Member of the Florida House of Representatives from the 77th district
- In office November 7, 1978 – November 2, 1982
- Preceded by: Bill Taylor
- Succeeded by: James Hill (redistricting)

Personal details
- Born: September 28, 1930 Kittanning, Pennsylvania
- Died: May 25, 2010 (aged 79) Jupiter, Florida
- Party: Republican
- Spouse: Carol Anne Edgar
- Children: 6
- Education: University of Pittsburgh (B.S., M.D.)
- Occupation: Physician

= Doc Myers =

American politician (1930–2010)

William G. "Doc" Myers (September 28, 1930 – May 25, 2010) was a Republican politician from Florida who served as a member of the Florida House of Representatives from the 77th district from 1978 to 1982 and as a member of the Florida Senate from the 27th district from 1982 to 2000.
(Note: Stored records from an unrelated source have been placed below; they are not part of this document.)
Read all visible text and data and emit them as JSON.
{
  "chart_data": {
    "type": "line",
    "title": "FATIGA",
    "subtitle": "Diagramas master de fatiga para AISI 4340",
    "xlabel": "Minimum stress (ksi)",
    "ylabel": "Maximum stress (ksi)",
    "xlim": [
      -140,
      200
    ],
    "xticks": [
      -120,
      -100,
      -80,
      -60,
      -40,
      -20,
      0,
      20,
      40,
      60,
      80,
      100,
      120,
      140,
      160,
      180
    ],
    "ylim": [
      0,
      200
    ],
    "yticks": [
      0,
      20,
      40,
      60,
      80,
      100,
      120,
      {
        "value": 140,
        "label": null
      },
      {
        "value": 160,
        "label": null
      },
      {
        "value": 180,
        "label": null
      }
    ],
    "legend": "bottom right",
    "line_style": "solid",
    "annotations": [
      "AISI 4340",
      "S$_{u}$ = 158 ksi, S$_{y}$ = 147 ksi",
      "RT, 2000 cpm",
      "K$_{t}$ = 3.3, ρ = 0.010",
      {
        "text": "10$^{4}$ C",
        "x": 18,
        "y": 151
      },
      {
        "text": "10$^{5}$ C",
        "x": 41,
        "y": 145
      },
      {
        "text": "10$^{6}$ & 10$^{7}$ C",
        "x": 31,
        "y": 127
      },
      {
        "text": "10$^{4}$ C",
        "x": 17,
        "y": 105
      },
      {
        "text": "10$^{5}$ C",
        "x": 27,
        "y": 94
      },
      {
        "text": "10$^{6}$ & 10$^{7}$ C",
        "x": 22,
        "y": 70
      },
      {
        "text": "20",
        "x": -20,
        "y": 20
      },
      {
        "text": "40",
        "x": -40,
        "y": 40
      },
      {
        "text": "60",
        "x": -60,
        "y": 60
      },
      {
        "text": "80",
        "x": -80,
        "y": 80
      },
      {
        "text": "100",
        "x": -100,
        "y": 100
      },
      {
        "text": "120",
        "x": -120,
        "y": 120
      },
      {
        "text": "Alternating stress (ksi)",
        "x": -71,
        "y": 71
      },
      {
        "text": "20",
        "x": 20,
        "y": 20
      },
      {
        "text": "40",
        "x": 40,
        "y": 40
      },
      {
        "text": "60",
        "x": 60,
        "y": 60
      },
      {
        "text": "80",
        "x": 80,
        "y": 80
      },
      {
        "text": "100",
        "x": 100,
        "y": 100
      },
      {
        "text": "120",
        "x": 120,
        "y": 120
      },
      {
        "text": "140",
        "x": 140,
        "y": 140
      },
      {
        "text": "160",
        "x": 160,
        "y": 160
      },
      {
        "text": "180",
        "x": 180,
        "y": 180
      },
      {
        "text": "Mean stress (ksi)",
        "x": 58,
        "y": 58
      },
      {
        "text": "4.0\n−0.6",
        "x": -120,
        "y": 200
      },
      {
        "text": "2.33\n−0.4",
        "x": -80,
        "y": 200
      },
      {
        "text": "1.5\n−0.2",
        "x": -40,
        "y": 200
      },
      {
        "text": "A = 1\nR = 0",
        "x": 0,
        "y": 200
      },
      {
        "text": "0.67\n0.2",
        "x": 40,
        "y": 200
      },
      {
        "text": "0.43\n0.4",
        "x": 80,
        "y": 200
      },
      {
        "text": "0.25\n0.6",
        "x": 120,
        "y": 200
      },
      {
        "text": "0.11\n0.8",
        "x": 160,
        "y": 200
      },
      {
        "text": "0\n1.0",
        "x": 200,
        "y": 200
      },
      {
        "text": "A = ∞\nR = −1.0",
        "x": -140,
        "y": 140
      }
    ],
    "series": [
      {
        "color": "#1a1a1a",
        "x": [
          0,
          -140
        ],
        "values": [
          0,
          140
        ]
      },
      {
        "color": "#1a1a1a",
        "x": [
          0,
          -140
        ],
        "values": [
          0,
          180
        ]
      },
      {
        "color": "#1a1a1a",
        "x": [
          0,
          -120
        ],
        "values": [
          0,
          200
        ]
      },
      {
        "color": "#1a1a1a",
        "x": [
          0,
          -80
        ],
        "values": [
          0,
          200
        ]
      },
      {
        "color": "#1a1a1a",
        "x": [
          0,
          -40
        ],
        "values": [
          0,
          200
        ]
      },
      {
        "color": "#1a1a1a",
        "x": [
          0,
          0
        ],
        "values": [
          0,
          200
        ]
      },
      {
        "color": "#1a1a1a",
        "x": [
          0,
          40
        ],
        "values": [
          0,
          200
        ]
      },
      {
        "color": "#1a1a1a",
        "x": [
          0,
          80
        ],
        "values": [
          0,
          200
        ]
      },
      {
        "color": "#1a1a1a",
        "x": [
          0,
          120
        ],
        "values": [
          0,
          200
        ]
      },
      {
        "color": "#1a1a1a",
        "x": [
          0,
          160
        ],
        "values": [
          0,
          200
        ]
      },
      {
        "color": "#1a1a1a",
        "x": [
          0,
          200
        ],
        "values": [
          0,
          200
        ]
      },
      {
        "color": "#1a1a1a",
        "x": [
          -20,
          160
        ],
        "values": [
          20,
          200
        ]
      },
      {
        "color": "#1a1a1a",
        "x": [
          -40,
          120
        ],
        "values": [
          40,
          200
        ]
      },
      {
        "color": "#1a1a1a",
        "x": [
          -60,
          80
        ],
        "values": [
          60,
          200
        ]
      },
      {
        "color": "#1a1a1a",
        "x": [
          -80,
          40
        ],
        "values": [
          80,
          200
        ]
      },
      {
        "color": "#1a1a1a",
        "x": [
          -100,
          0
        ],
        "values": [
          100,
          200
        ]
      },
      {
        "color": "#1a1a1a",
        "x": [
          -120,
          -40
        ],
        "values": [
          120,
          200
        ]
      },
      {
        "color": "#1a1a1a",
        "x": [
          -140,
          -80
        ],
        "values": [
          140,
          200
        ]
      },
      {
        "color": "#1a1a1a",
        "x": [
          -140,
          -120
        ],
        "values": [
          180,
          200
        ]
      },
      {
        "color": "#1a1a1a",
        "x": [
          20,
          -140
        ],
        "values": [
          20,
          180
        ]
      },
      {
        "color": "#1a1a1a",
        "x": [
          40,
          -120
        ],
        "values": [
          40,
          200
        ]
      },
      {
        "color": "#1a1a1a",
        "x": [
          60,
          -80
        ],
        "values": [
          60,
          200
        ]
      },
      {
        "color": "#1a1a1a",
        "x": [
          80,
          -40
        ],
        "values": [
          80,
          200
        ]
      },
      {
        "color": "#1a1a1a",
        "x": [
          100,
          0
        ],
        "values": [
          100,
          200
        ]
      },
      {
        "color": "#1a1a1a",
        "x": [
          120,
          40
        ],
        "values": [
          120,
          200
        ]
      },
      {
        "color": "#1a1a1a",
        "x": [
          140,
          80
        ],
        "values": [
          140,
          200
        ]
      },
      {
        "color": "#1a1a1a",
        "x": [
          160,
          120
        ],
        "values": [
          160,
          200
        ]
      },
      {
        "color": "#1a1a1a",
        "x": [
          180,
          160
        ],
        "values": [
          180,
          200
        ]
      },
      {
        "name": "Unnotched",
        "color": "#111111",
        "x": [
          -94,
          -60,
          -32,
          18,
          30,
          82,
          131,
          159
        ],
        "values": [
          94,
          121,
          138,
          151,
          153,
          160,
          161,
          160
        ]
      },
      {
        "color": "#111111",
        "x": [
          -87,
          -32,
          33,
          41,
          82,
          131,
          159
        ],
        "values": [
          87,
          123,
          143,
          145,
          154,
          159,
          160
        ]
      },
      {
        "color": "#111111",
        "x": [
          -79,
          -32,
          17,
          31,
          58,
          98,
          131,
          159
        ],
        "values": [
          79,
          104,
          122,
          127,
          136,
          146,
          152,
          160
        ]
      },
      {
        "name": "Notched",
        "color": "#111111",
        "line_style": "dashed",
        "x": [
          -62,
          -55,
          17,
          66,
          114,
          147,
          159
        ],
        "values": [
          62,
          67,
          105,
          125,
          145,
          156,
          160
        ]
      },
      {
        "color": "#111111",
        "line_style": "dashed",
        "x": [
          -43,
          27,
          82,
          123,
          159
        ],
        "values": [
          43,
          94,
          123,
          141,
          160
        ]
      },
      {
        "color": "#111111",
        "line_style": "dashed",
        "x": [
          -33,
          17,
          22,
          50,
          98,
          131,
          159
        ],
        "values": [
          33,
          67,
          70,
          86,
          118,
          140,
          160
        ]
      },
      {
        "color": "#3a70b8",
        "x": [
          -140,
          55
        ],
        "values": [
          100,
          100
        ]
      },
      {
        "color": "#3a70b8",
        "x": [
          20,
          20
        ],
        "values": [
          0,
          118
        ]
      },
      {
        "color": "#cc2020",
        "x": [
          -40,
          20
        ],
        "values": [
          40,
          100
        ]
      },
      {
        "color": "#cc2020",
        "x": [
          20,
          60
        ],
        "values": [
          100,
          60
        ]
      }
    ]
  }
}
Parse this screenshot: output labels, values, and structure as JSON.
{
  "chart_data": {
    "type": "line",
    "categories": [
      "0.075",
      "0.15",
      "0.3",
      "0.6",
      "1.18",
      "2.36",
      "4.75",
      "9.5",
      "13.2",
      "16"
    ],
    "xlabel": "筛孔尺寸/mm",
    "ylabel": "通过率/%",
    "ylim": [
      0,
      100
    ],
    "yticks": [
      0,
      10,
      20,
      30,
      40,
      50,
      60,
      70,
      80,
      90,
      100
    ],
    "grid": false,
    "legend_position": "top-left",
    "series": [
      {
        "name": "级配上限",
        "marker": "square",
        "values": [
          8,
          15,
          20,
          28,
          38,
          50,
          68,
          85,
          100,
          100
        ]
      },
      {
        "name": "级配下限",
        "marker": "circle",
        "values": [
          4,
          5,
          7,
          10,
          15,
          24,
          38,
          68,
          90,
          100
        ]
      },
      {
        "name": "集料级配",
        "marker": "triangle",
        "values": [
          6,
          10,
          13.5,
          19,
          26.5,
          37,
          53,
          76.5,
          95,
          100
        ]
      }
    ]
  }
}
Myers was elected to the Florida House of Representatives in 1978, defeating incumbent Democratic State Representative Bill Taylor. He was re-elected in 1980. In 1982, he briefly ran for governor, but dropped out of the race and successfully ran to succeed State Senator Tom Lewis in the 27th district. Myers served as majority leader in the State Senate from 1994 to 1996 and as president pro tempore from 1998 to 2000. He was term-limited in 2000 and unable to seek another term, and was succeeded by Ken Pruitt. Myers died on May 25, 2010.